Is waiting thee.

Adelaide Anne Procter.

Fluff woke up before they reached their destination, very much refreshed by her brief nap. When the cab stopped before the side door of Mrs. Watkins’s, and she caught sight of Fern standing on the threshold, as though she had been waiting there some time, she gave a little cry, and literally jumped into her sister’s arms.

“Oh, Fluff, Fluff! what does this mean?” exclaimed poor Fern, who had passed a most miserable afternoon, picturing Fluff being borne in a policeman’s arms to the nearest hospital; but Fluff silenced her by an embrace so vehement that it nearly produced strangulation.

“It is all right, Fern, so don’t scold me. Grandpapa was not so very angry—at least, only just at first; but he sent me in the beautifulest supper, such nice things on a big gold plate—really gold, you know, like Princess Dove’s; and Mr. Erle was there, and Percy—and oh! I forgot the poor man in the cab, who is blind—quite blind, but he is very nice too.”

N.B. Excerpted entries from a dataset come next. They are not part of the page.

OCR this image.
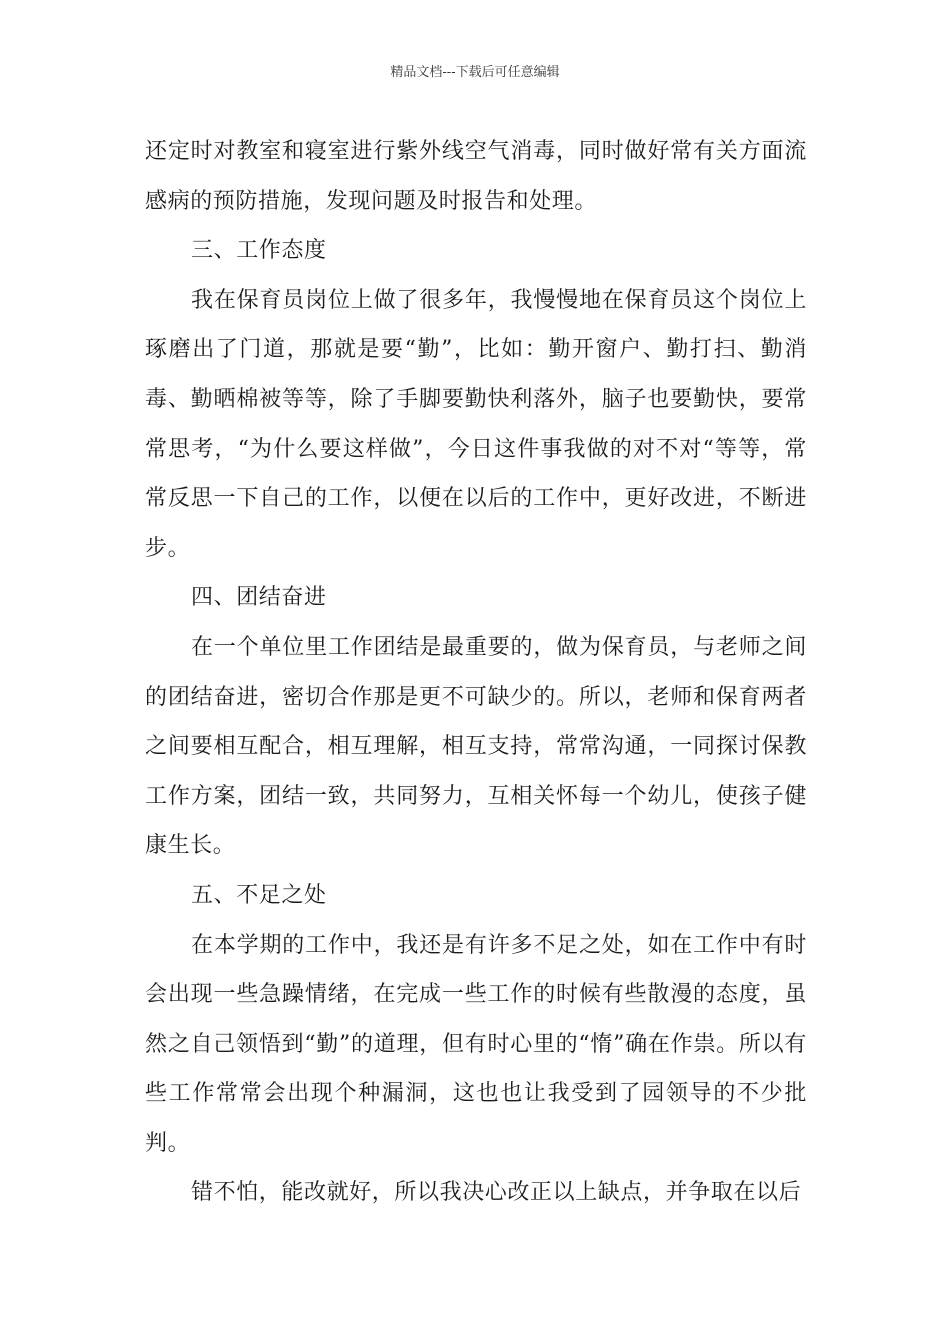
精品文档---下载后可任意编辑

还定时对教室和寝室进行紫外线空气消毒，同时做好常有关方面流感病的预防措施，发现问题及时报告和处理。

三、工作态度

我在保育员岗位上做了很多年，我慢慢地在保育员这个岗位上琢磨出了门道，那就是要“勤”，比如：勤开窗户、勤打扫、勤消毒、勤晒棉被等等，除了手脚要勤快利落外，脑子也要勤快，要常常思考，“为什么要这样做”，今日这件事我做的对不对“等等，常常反思一下自己的工作，以便在以后的工作中，更好改进，不断进步。

四、团结奋进

在一个单位里工作团结是最重要的，做为保育员，与老师之间的团结奋进，密切合作那是更不可缺少的。所以，老师和保育两者之间要相互配合，相互理解，相互支持，常常沟通，一同探讨保教工作方案，团结一致，共同努力，互相关怀每一个幼儿，使孩子健康生长。

五、不足之处

在本学期的工作中，我还是有许多不足之处，如在工作中有时会出现一些急躁情绪，在完成一些工作的时候有些散漫的态度，虽然之自己领悟到“勤”的道理，但有时心里的“惰”确在作祟。所以有些工作常常会出现个种漏洞，这也也让我受到了园领导的不少批判。

错不怕，能改就好，所以我决心改正以上缺点，并争取在以后
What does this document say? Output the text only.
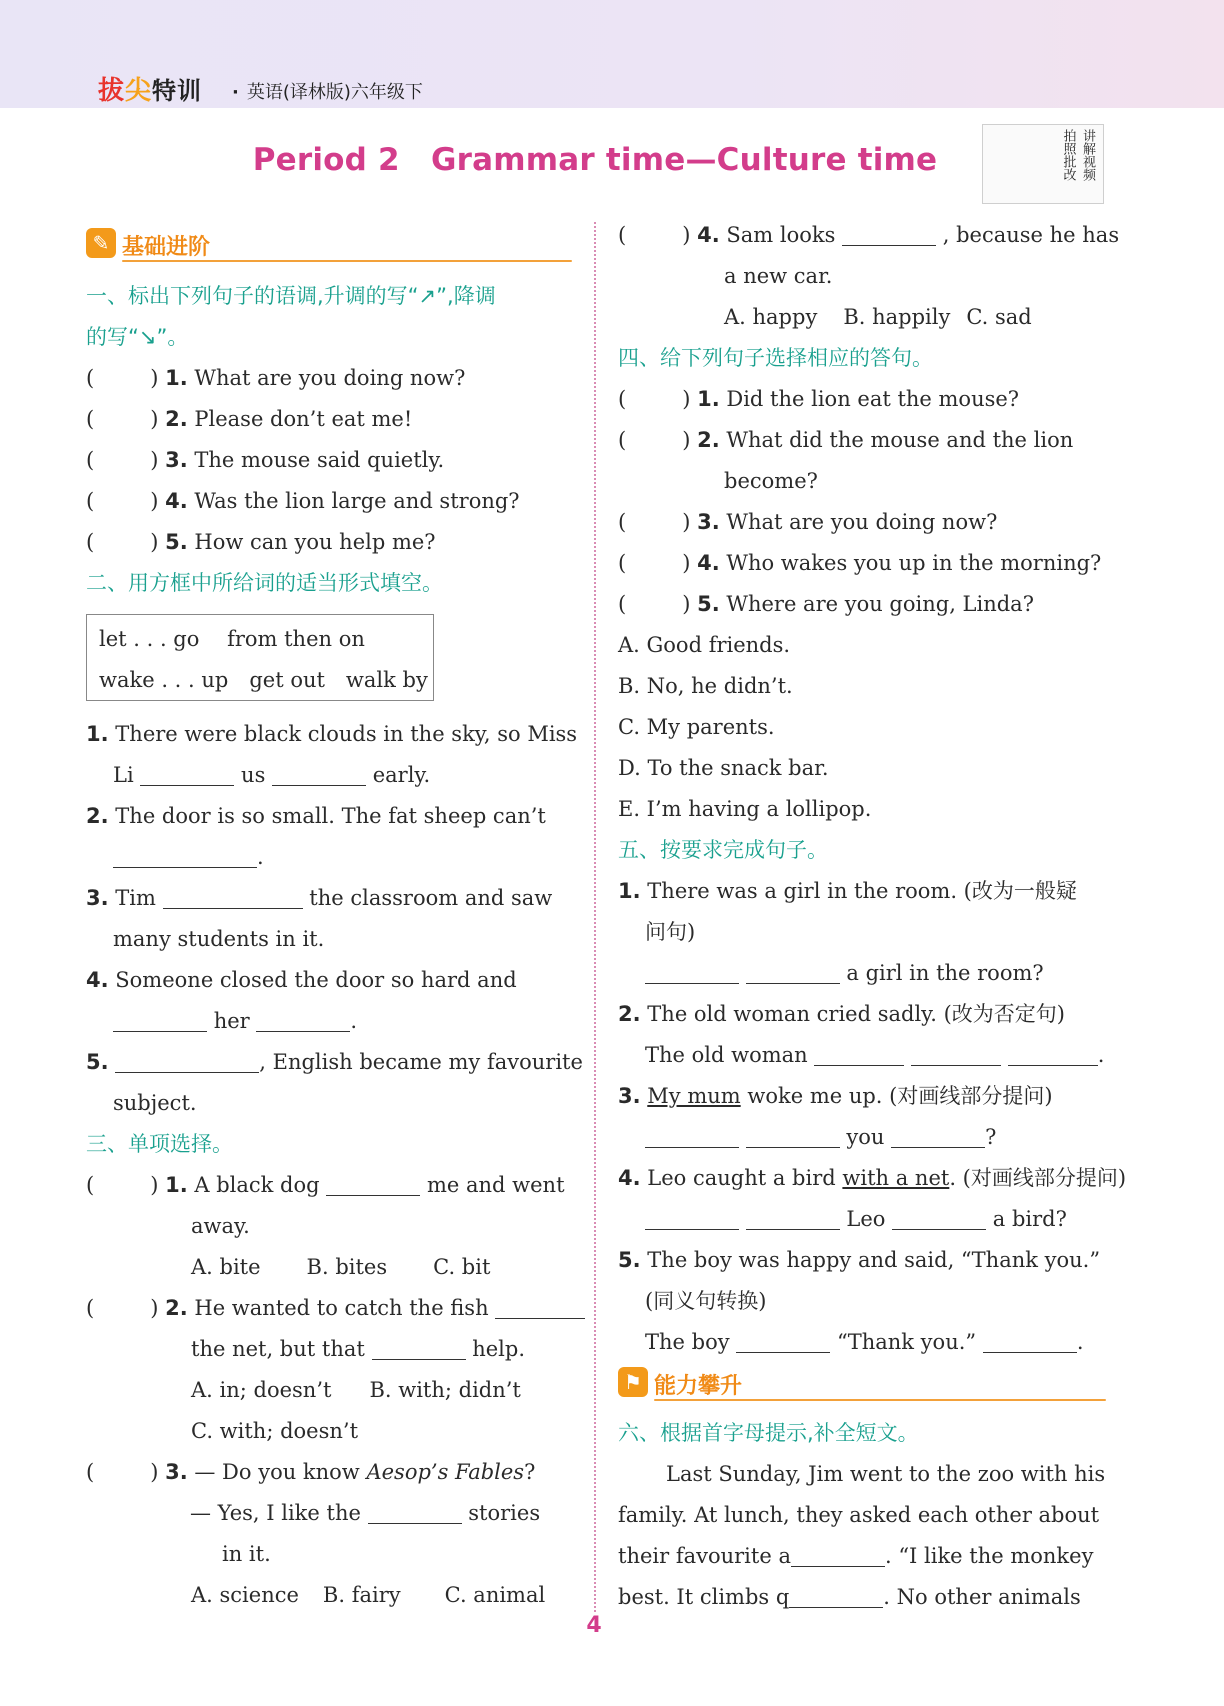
拔尖特训 · 英语(译林版)六年级下
Period 2　Grammar time—Culture time	讲解视频
拍照批改
✎ 基础进阶
一、标出下列句子的语调,升调的写“↗”,降调
的写“↘”。
(	) 1. What are you doing now?
(	) 2. Please don’t eat me!
(	) 3. The mouse said quietly.
(	) 4. Was the lion large and strong?
(	) 5. How can you help me?
二、用方框中所给词的适当形式填空。
let . . . go　 from then on
wake . . . up　get out　walk by
1. There were black clouds in the sky, so Miss
Li	us	early.
2. The door is so small. The fat sheep can’t
.
3. Tim	the classroom and saw
many students in it.
4. Someone closed the door so hard and
her	.
5.	, English became my favourite
subject.
三、单项选择。
(	) 1. A black dog	me and went
away.
A. bite B. bites C. bit
(	) 2. He wanted to catch the fish
the net, but that	help.
A. in; doesn’t B. with; didn’t
C. with; doesn’t
(	) 3. — Do you know Aesop’s Fables?
— Yes, I like the	stories
in it.
A. science B. fairy C. animal
(	) 4. Sam looks	, because he has
a new car.
A. happy B. happily C. sad
四、给下列句子选择相应的答句。
(	) 1. Did the lion eat the mouse?
(	) 2. What did the mouse and the lion
become?
(	) 3. What are you doing now?
(	) 4. Who wakes you up in the morning?
(	) 5. Where are you going, Linda?
A. Good friends.
B. No, he didn’t.
C. My parents.
D. To the snack bar.
E. I’m having a lollipop.
五、按要求完成句子。
1. There was a girl in the room. (改为一般疑
问句)
a girl in the room?
2. The old woman cried sadly. (改为否定句)
The old woman	.
3. My mum woke me up. (对画线部分提问)
you	?
4. Leo caught a bird with a net. (对画线部分提问)
Leo	a bird?
5. The boy was happy and said, “Thank you.”
(同义句转换)
The boy	“Thank you.”	.
⚑ 能力攀升
六、根据首字母提示,补全短文。
Last Sunday, Jim went to the zoo with his
family. At lunch, they asked each other about
their favourite a	. “I like the monkey
best. It climbs q	. No other animals
4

“Will you let me explain about your little sister, Miss Trafford,” said Raby in his pleasant voice; and Fern, turning in some surprise, saw a very tall man in clerical dress standing beside her, as she afterward expressed it to her mother, “with the very nicest face she had ever seen.”

“I do not know if you have ever heard my name; I am Mr. Ferrers, and your friend Miss Davenport, as she calls herself, is my sister’s cousin.”

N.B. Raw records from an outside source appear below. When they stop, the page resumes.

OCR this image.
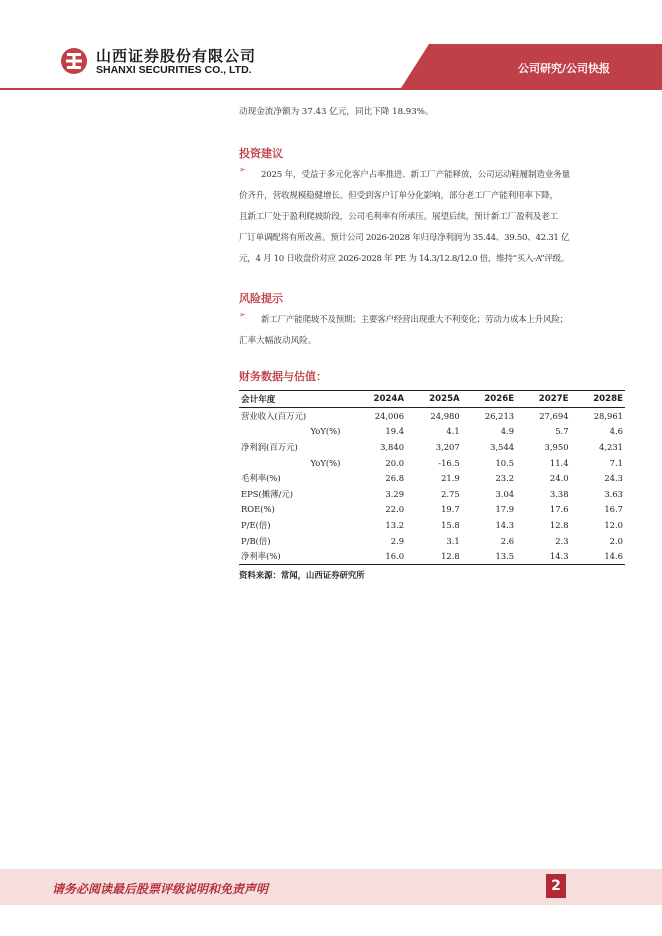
山西证券股份有限公司
SHANXI SECURITIES CO., LTD.	公司研究/公司快报

动现金流净额为 37.43 亿元，同比下降 18.93%。

投资建议

➢

2025 年，受益于多元化客户占率推进、新工厂产能释放，公司运动鞋履制造业务量

价齐升，营收规模稳健增长。但受到客户订单分化影响，部分老工厂产能利用率下降，

且新工厂处于盈利爬坡阶段，公司毛利率有所承压。展望后续，预计新工厂盈利及老工

厂订单调配将有所改善。预计公司 2026-2028 年归母净利润为 35.44、39.50、42.31 亿

元，4 月 10 日收盘价对应 2026-2028 年 PE 为 14.3/12.8/12.0 倍，维持“买入-A”评级。

风险提示

➢

新工厂产能爬坡不及预期；主要客户经营出现重大不利变化；劳动力成本上升风险；

汇率大幅波动风险。

财务数据与估值：

会计年度	2024A	2025A	2026E	2027E	2028E
营业收入(百万元)	24,006	24,980	26,213	27,694	28,961
YoY(%)	19.4	4.1	4.9	5.7	4.6
净利润(百万元)	3,840	3,207	3,544	3,950	4,231
YoY(%)	20.0	-16.5	10.5	11.4	7.1
毛利率(%)	26.8	21.9	23.2	24.0	24.3
EPS(摊薄/元)	3.29	2.75	3.04	3.38	3.63
ROE(%)	22.0	19.7	17.9	17.6	16.7
P/E(倍)	13.2	15.8	14.3	12.8	12.0
P/B(倍)	2.9	3.1	2.6	2.3	2.0
净利率(%)	16.0	12.8	13.5	14.3	14.6

资料来源：常闻，山西证券研究所

请务必阅读最后股票评级说明和免责声明	2
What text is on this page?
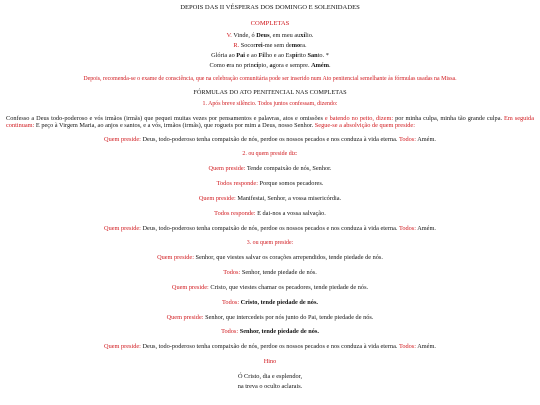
DEPOIS DAS II VÉSPERAS DOS DOMINGO E SOLENIDADES

COMPLETAS

V. Vinde, ó Deus, em meu auxílio.

R. Socorrei-me sem demora.

Glória ao Pai e ao Filho e ao Espírito Santo. *

Como era no princípio, agora e sempre. Amém.

Depois, recomenda-se o exame de consciência, que na celebração comunitária pode ser inserido num Ato penitencial semelhante às fórmulas usadas na Missa.

FÓRMULAS DO ATO PENITENCIAL NAS COMPLETAS

1. Após breve silêncio. Todos juntos confessam, dizendo:

Confesso a Deus todo-poderoso e vós irmãos (irmãs) que pequei muitas vezes por pensamentos e palavras, atos e omissões e batendo no peito, dizem: por minha culpa, minha tão grande culpa. Em seguida continuam: E peço à Virgem Maria, ao anjos e santos, e a vós, irmãos (irmãs), que rogueis por mim a Deus, nosso Senhor. Segue-se a absolvição de quem preside:

Quem preside: Deus, todo-poderoso tenha compaixão de nós, perdoe os nossos pecados e nos conduza à vida eterna. Todos: Amém.

2. ou quem preside diz:

Quem preside: Tende compaixão de nós, Senhor.

Todos responde: Porque somos pecadores.

Quem preside: Manifestai, Senhor, a vossa misericórdia.

Todos responde: E dai-nos a vossa salvação.

Quem preside: Deus, todo-poderoso tenha compaixão de nós, perdoe os nossos pecados e nos conduza à vida eterna. Todos: Amém.

3. ou quem preside:

Quem preside: Senhor, que viestes salvar os corações arrependidos, tende piedade de nós.

Todos: Senhor, tende piedade de nós.

Quem preside: Cristo, que viestes chamar os pecadores, tende piedade de nós.

Todos: Cristo, tende piedade de nós.

Quem preside: Senhor, que intercedeis por nós junto do Pai, tende piedade de nós.

Todos: Senhor, tende piedade de nós.

Quem preside: Deus, todo-poderoso tenha compaixão de nós, perdoe os nossos pecados e nos conduza à vida eterna. Todos: Amém.

Hino

Ó Cristo, dia e esplendor,

na treva o oculto aclarais.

“Oh, yes, I know,” and Fern’s voice grew pitiful all at once; “and you have come just as Crystal has left us; did Florence tell you? Oh, I am so sorry, so very sorry.”

“Yes, the child told me; but there is much that I want to ask you. May I come in? The cab will wait for me.” And then, as Fern guided him up the narrow staircase, she told him that her mother was out—an evening class had detained her; and she had been thankful that this had been the case, and that she should have been spared the anxiety about Fluff. Mrs. Watkins’s boy was scouring the neighborhood, making inquiries of every one he met; and she had just made up her mind to send for her mother when the cab drove up.

“And she really found her way to Belgrave House?” asked Fern, in a voice between laughing and crying; “oh, what will mother say,” and she listened with eagerness to Mr. Ferrers’s account of how the child had accosted him, and of her meeting with Mr. Huntingdon.